It is doom time on the high street once again. A new report has suggested that the whole idea of shops at the centre of towns may be out of date. A walk down what was once a street once thronging with retail activity will now, it is said, have little more than a bookmaker, a pawnbroker, a nail-bar, an estate agents and perhaps a couple of charity shops – as perfect a vision of the failure of 20th-century capitalism as one could wish for.

The Government's cynical stunt of setting a TV personality to work on the problem will be in the spotlight this week with the appearance of Mary Portas before the Communities and Local Government Select Committee.

Her progress report is unlikely to be encouraging. The Local Government minister Eric Pickles has added to this confection of hot air and bad policy by setting up a new quango, the Future High Street Forum, and announcing that a team of experts will be sent to the 326 towns which have received small amounts of government money under the Portas scheme to show them how to spend it. A high street tsar cannot be far away.

All this silliness and inaction matters more than one might think. Healthy town centres are more than economic indicators; they are socially important. Shopping is part of life. Those who argue that most people would be happy with a once-weekly visit to an out-of-town hypermarket misunderstand the significance of shops and the various community centres in the way we relate to one another as citizens.

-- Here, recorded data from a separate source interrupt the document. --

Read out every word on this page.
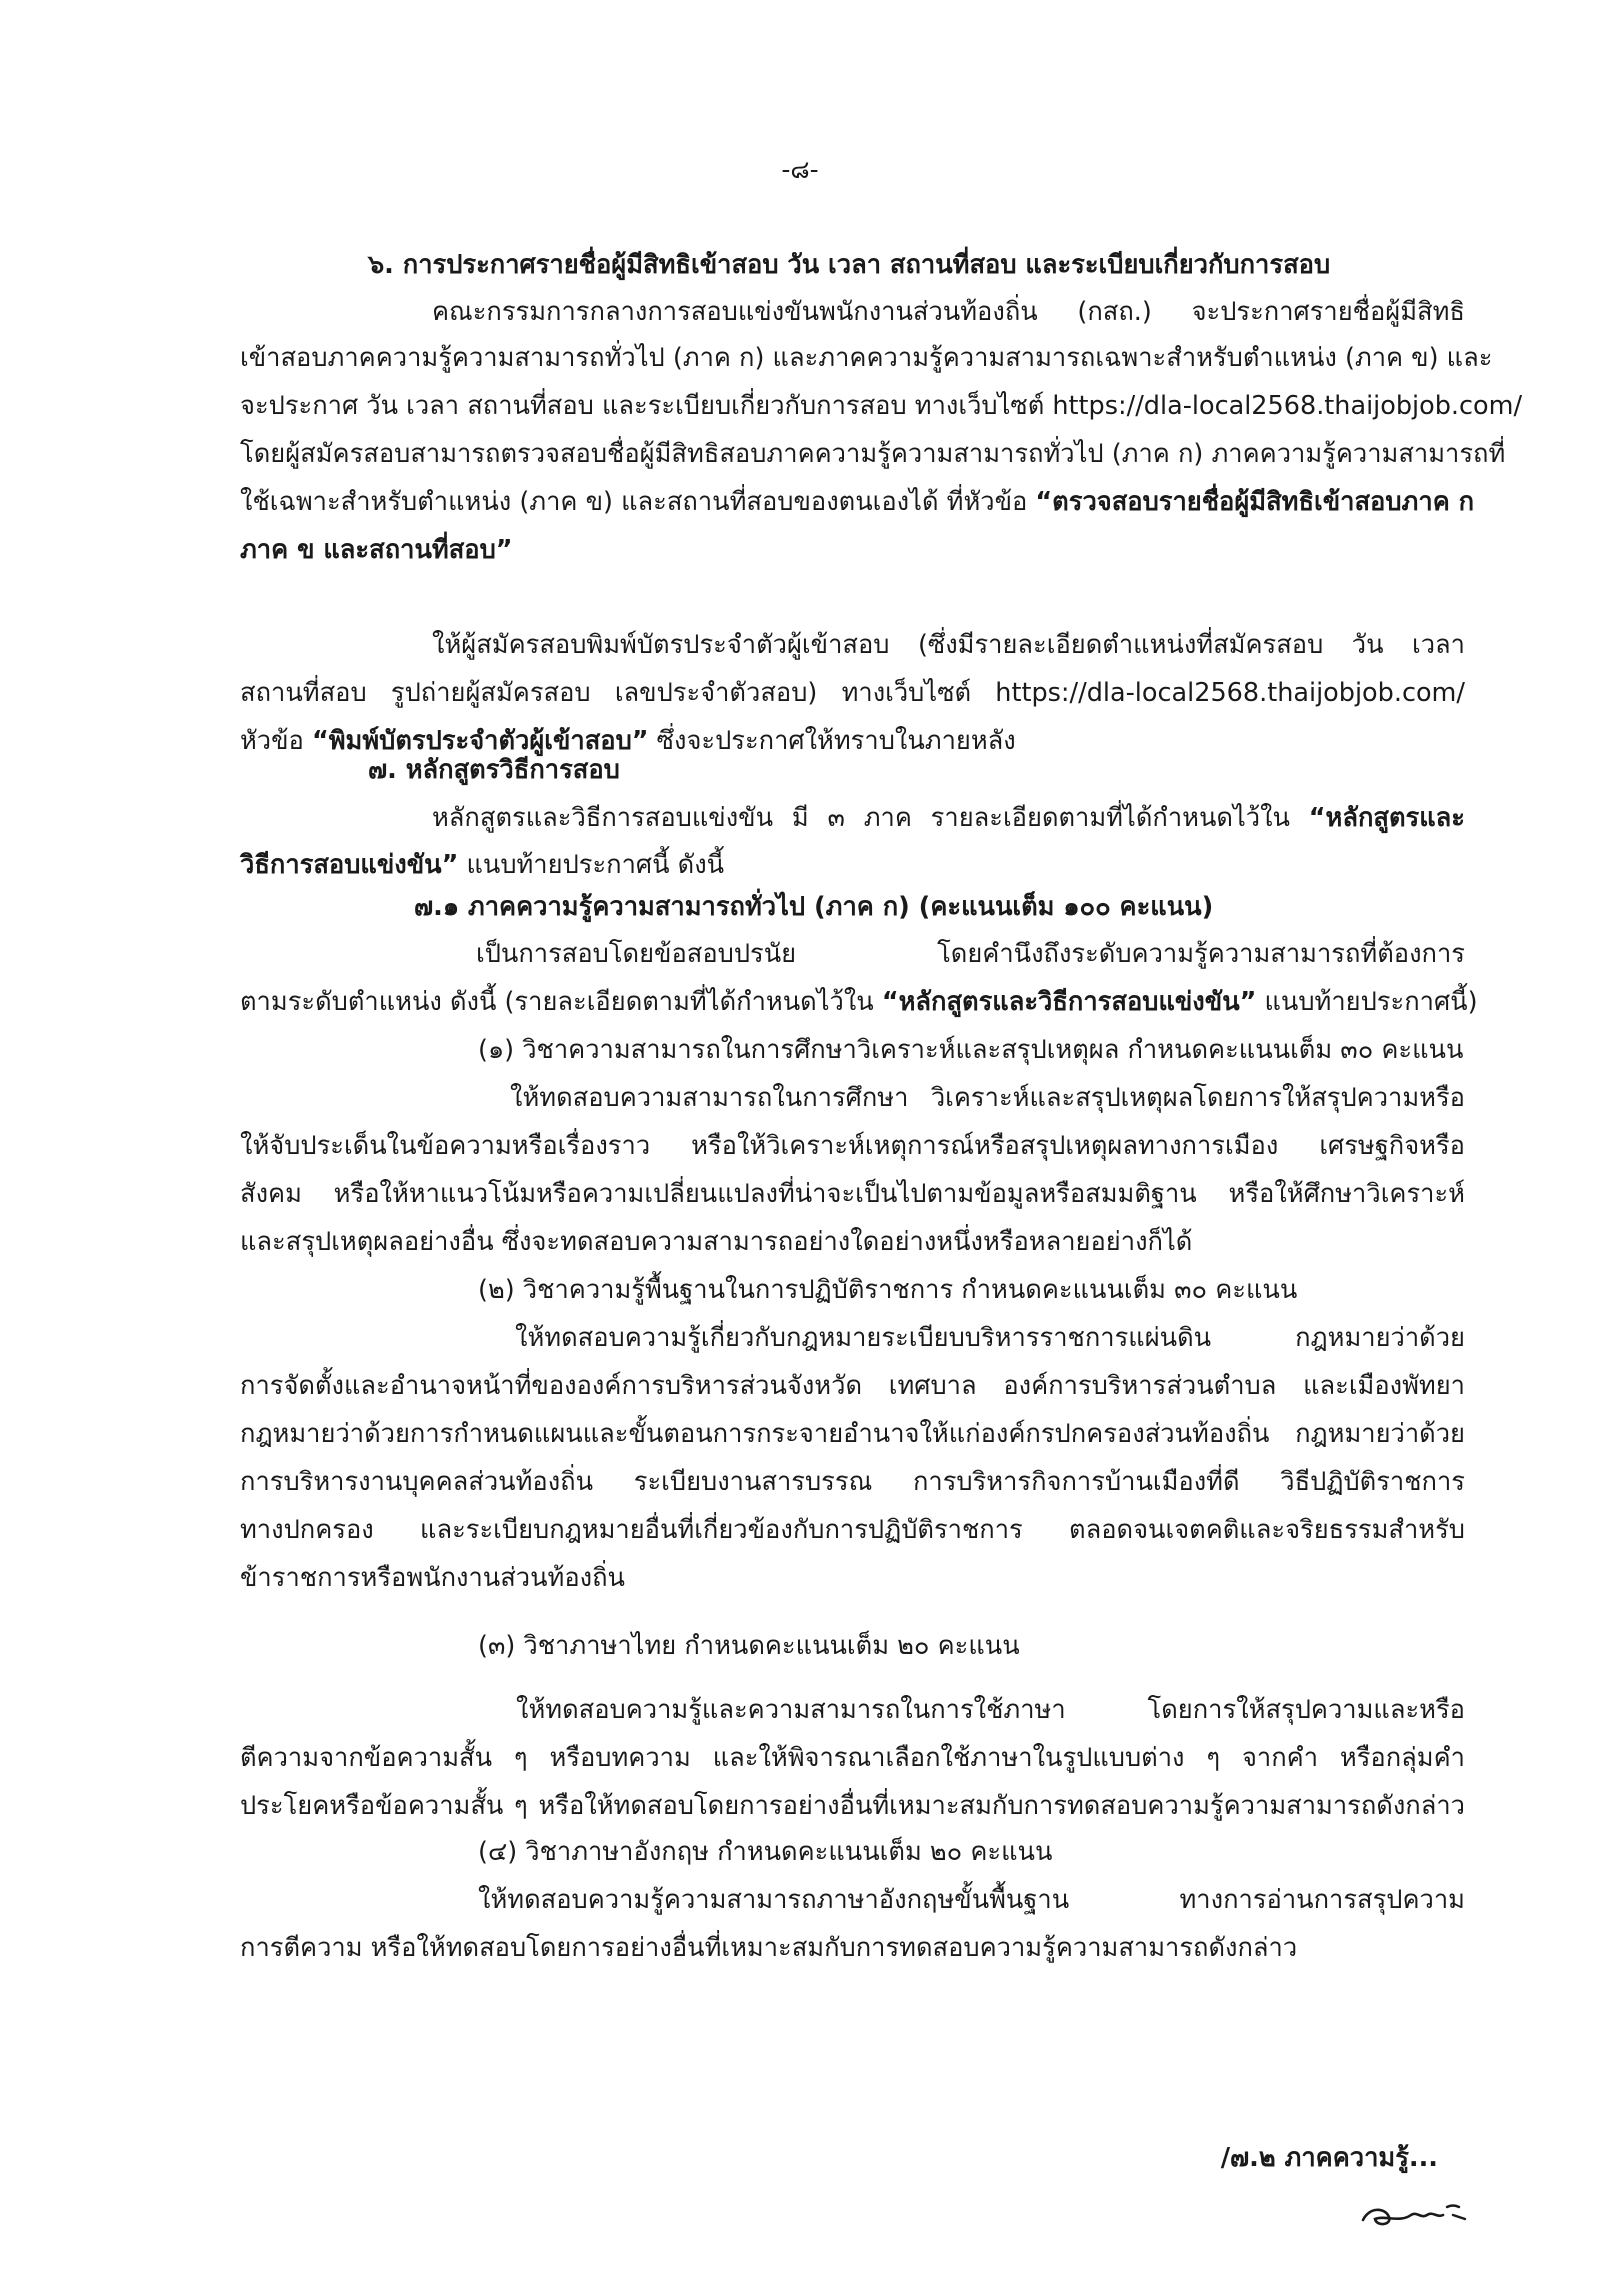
-๘-
๖. การประกาศรายชื่อผู้มีสิทธิเข้าสอบ วัน เวลา สถานที่สอบ และระเบียบเกี่ยวกับการสอบ
คณะกรรมการกลางการสอบแข่งขันพนักงานส่วนท้องถิ่น (กสถ.) จะประกาศรายชื่อผู้มีสิทธิ
เข้าสอบภาคความรู้ความสามารถทั่วไป (ภาค ก) และภาคความรู้ความสามารถเฉพาะสำหรับตำแหน่ง (ภาค ข) และ
จะประกาศ วัน เวลา สถานที่สอบ และระเบียบเกี่ยวกับการสอบ ทางเว็บไซต์ https://dla-local2568.thaijobjob.com/
โดยผู้สมัครสอบสามารถตรวจสอบชื่อผู้มีสิทธิสอบภาคความรู้ความสามารถทั่วไป (ภาค ก) ภาคความรู้ความสามารถที่
ใช้เฉพาะสำหรับตำแหน่ง (ภาค ข) และสถานที่สอบของตนเองได้ ที่หัวข้อ “ตรวจสอบรายชื่อผู้มีสิทธิเข้าสอบภาค ก
ภาค ข และสถานที่สอบ”
ให้ผู้สมัครสอบพิมพ์บัตรประจำตัวผู้เข้าสอบ (ซึ่งมีรายละเอียดตำแหน่งที่สมัครสอบ วัน เวลา
สถานที่สอบ รูปถ่ายผู้สมัครสอบ เลขประจำตัวสอบ) ทางเว็บไซต์ https://dla-local2568.thaijobjob.com/
หัวข้อ “พิมพ์บัตรประจำตัวผู้เข้าสอบ” ซึ่งจะประกาศให้ทราบในภายหลัง
๗. หลักสูตรวิธีการสอบ
หลักสูตรและวิธีการสอบแข่งขัน มี ๓ ภาค รายละเอียดตามที่ได้กำหนดไว้ใน “หลักสูตรและ
วิธีการสอบแข่งขัน” แนบท้ายประกาศนี้ ดังนี้
๗.๑ ภาคความรู้ความสามารถทั่วไป (ภาค ก) (คะแนนเต็ม ๑๐๐ คะแนน)
เป็นการสอบโดยข้อสอบปรนัย โดยคำนึงถึงระดับความรู้ความสามารถที่ต้องการ
ตามระดับตำแหน่ง ดังนี้ (รายละเอียดตามที่ได้กำหนดไว้ใน “หลักสูตรและวิธีการสอบแข่งขัน” แนบท้ายประกาศนี้)
(๑) วิชาความสามารถในการศึกษาวิเคราะห์และสรุปเหตุผล กำหนดคะแนนเต็ม ๓๐ คะแนน
ให้ทดสอบความสามารถในการศึกษา วิเคราะห์และสรุปเหตุผลโดยการให้สรุปความหรือ
ให้จับประเด็นในข้อความหรือเรื่องราว หรือให้วิเคราะห์เหตุการณ์หรือสรุปเหตุผลทางการเมือง เศรษฐกิจหรือ
สังคม หรือให้หาแนวโน้มหรือความเปลี่ยนแปลงที่น่าจะเป็นไปตามข้อมูลหรือสมมติฐาน หรือให้ศึกษาวิเคราะห์
และสรุปเหตุผลอย่างอื่น ซึ่งจะทดสอบความสามารถอย่างใดอย่างหนึ่งหรือหลายอย่างก็ได้
(๒) วิชาความรู้พื้นฐานในการปฏิบัติราชการ กำหนดคะแนนเต็ม ๓๐ คะแนน
ให้ทดสอบความรู้เกี่ยวกับกฎหมายระเบียบบริหารราชการแผ่นดิน กฎหมายว่าด้วย
การจัดตั้งและอำนาจหน้าที่ขององค์การบริหารส่วนจังหวัด เทศบาล องค์การบริหารส่วนตำบล และเมืองพัทยา
กฎหมายว่าด้วยการกำหนดแผนและขั้นตอนการกระจายอำนาจให้แก่องค์กรปกครองส่วนท้องถิ่น กฎหมายว่าด้วย
การบริหารงานบุคคลส่วนท้องถิ่น ระเบียบงานสารบรรณ การบริหารกิจการบ้านเมืองที่ดี วิธีปฏิบัติราชการ
ทางปกครอง และระเบียบกฎหมายอื่นที่เกี่ยวข้องกับการปฏิบัติราชการ ตลอดจนเจตคติและจริยธรรมสำหรับ
ข้าราชการหรือพนักงานส่วนท้องถิ่น
(๓) วิชาภาษาไทย กำหนดคะแนนเต็ม ๒๐ คะแนน
ให้ทดสอบความรู้และความสามารถในการใช้ภาษา โดยการให้สรุปความและหรือ
ตีความจากข้อความสั้น ๆ หรือบทความ และให้พิจารณาเลือกใช้ภาษาในรูปแบบต่าง ๆ จากคำ หรือกลุ่มคำ
ประโยคหรือข้อความสั้น ๆ หรือให้ทดสอบโดยการอย่างอื่นที่เหมาะสมกับการทดสอบความรู้ความสามารถดังกล่าว
(๔) วิชาภาษาอังกฤษ กำหนดคะแนนเต็ม ๒๐ คะแนน
ให้ทดสอบความรู้ความสามารถภาษาอังกฤษขั้นพื้นฐาน ทางการอ่านการสรุปความ
การตีความ หรือให้ทดสอบโดยการอย่างอื่นที่เหมาะสมกับการทดสอบความรู้ความสามารถดังกล่าว
/๗.๒ ภาคความรู้...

Buying exclusively online or through a supermarket reduces us. We become less human, more an economic unit.

What is particularly enraging about the Government's position is that the greatest problem faced by high-street retailers has been created by Whitehall. Business rates are absurdly high, having been established in 2008 at the peak of the property boom. The next re-evaluation was due in 2015 but, no doubt thanks to a nudge from the Treasury, the Government has delayed the date until 2017.

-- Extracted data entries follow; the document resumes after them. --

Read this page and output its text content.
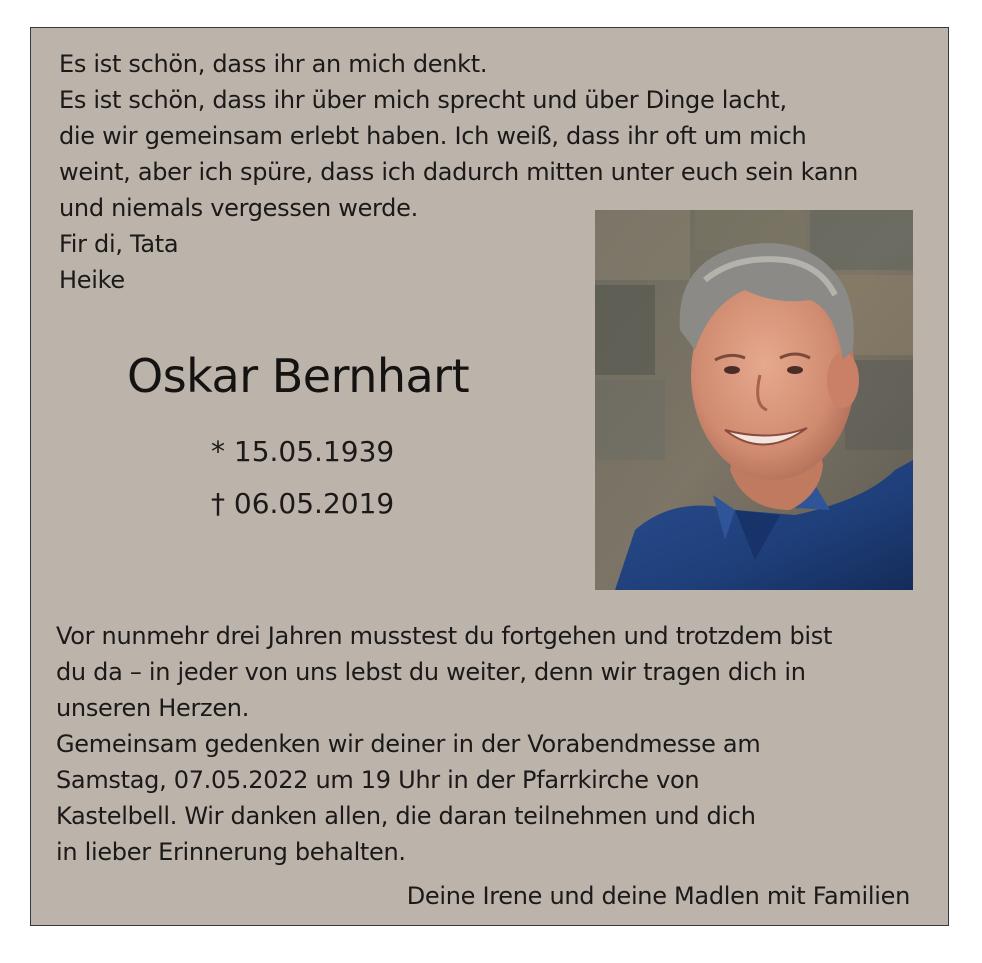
Es ist schön, dass ihr an mich denkt.
Es ist schön, dass ihr über mich sprecht und über Dinge lacht,
die wir gemeinsam erlebt haben. Ich weiß, dass ihr oft um mich
weint, aber ich spüre, dass ich dadurch mitten unter euch sein kann
und niemals vergessen werde.
Fir di, Tata
Heike
Oskar Bernhart
* 15.05.1939
† 06.05.2019
Vor nunmehr drei Jahren musstest du fortgehen und trotzdem bist
du da – in jeder von uns lebst du weiter, denn wir tragen dich in
unseren Herzen.
Gemeinsam gedenken wir deiner in der Vorabendmesse am
Samstag, 07.05.2022 um 19 Uhr in der Pfarrkirche von
Kastelbell. Wir danken allen, die daran teilnehmen und dich
in lieber Erinnerung behalten.
Deine Irene und deine Madlen mit Familien
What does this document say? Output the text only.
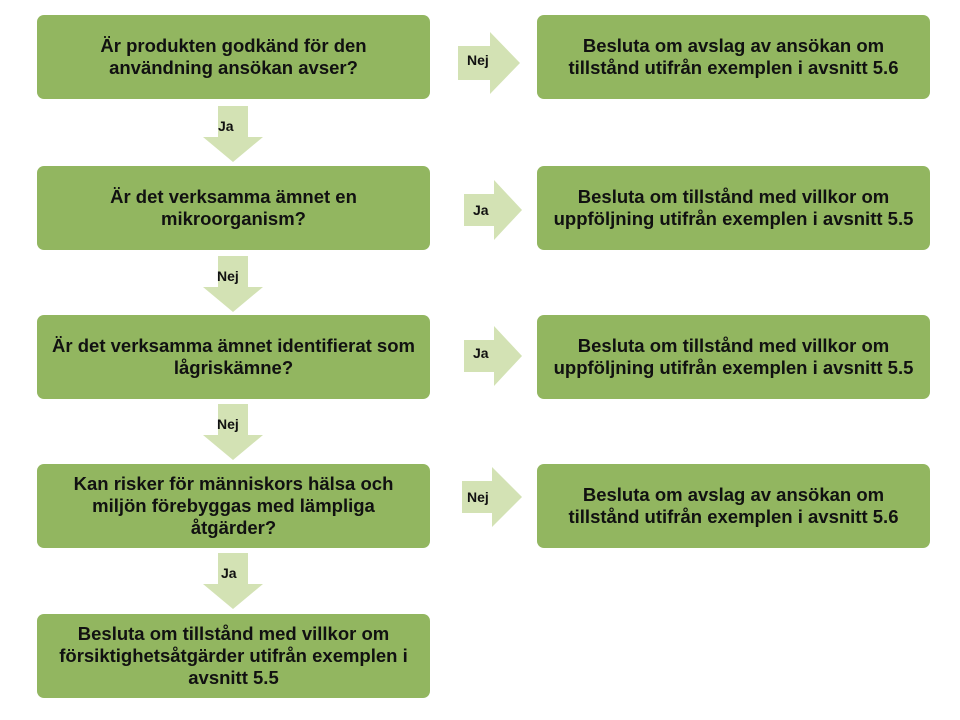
Är produkten godkänd för den användning ansökan avser?
Är det verksamma ämnet en mikroorganism?
Är det verksamma ämnet identifierat som lågriskämne?
Kan risker för människors hälsa och miljön förebyggas med lämpliga åtgärder?
Besluta om tillstånd med villkor om försiktighetsåtgärder utifrån exemplen i avsnitt 5.5
Besluta om avslag av ansökan om tillstånd utifrån exemplen i avsnitt 5.6
Besluta om tillstånd med villkor om uppföljning utifrån exemplen i avsnitt 5.5
Besluta om tillstånd med villkor om uppföljning utifrån exemplen i avsnitt 5.5
Besluta om avslag av ansökan om tillstånd utifrån exemplen i avsnitt 5.6
Nej
Ja
Ja
Nej
Ja
Nej
Nej
Ja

Meanwhile, rates are rising rapidly. Because they are based on the retail price index, they went up by 4.6 per cent in 2011 and a further 5.6 per cent in 2012. In other words, competition between shops and online retailers is becoming more unfair by the day. The perfectly sensible idea of rewarding businesses who use premises which have been empty for a year, employed by the Welsh government, has apparently been rejected.

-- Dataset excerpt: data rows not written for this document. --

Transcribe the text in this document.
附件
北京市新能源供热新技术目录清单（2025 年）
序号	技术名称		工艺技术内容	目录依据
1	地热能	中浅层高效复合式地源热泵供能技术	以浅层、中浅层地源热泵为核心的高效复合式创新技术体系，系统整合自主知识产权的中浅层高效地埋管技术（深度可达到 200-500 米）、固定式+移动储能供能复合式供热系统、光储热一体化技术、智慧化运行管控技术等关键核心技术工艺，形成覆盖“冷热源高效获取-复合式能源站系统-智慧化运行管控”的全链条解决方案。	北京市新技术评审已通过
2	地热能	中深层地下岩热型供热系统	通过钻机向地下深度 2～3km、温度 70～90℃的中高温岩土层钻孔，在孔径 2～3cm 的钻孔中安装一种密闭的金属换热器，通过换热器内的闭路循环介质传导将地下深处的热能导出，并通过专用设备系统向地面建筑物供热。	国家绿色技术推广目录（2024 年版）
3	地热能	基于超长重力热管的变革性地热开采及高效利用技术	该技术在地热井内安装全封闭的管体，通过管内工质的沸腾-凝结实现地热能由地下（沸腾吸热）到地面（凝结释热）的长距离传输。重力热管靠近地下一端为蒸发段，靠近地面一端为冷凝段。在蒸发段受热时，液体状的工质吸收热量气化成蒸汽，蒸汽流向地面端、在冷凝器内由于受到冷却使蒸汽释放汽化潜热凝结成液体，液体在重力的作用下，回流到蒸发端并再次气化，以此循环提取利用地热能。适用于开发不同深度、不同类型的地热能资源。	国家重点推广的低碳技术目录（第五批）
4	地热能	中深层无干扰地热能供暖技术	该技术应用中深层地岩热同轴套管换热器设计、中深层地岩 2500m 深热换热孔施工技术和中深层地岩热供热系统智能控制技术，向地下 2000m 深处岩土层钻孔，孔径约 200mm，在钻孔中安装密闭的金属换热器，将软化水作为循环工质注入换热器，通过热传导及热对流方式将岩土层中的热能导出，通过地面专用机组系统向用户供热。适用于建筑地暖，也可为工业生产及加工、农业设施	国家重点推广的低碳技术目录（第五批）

Yet the more the internet and big business dominate our lives, the more urgent the need for community. High streets may have to change, shifting the emphasis towards services which cannot be provided elsewhere –cafes, libraries, social enterprises – but there is clear evidence that, socially if not economically, they are still needed.

The old Conservative approach, which judges a high street business exclusively on how much money it generates, will have to give way to something more civic and cohesive, and there are signs that the change is happening already. Quietly and unobtrusively, the places where people meet and work together for the community rather than for profit are re-establishing themselves in the centres of towns. The kind of social enterprises which have much been mocked in the past, when they were in the limp, nannyist grip of Labour councils, are being set up by local people and, just occasionally, supported by their local councils.

In this context, Birmingham's spectacular new library, opened today, is not the last exhausted gasp of civic Britain but a look to the future.

With fewer silly initiatives, a fairer system of business rates, and support for projects which involve, motivate, train and entertain local people, our revived high streets could bring life, hope and colour back to the centres of our towns.

What was Fred the Shred thinking of?

He was the boss who insisted on being in charge of Christmas cards. He obsessed over colours in advertisements and computer systems. He ordered all flat-top storage cabinets to be replaced with those with a rounded top to avoid staff leaving anything on top of them. He insisted that the fleet of chauffeur-driven Mercedes S-class cars should be exactly the same blue as his company's corporate image and that the leather interiors matched the carpets in the management offices.

Who was this jackass? None other than Sir Fred Goodwin, pal of Gordon Brown, once knight of the realm and one of the most powerful bankers in the world, the man who devastated the Royal Bank of Scotland and significantly contributed to the global banking crisis, affecting the lives of millions.

To judge by the alarming, depressing portrait of Goodwin provided by Iain Martin's forthcoming biography, power and money not only corrupt a person's morals but also his brain. The more he is paid, the sillier he gets.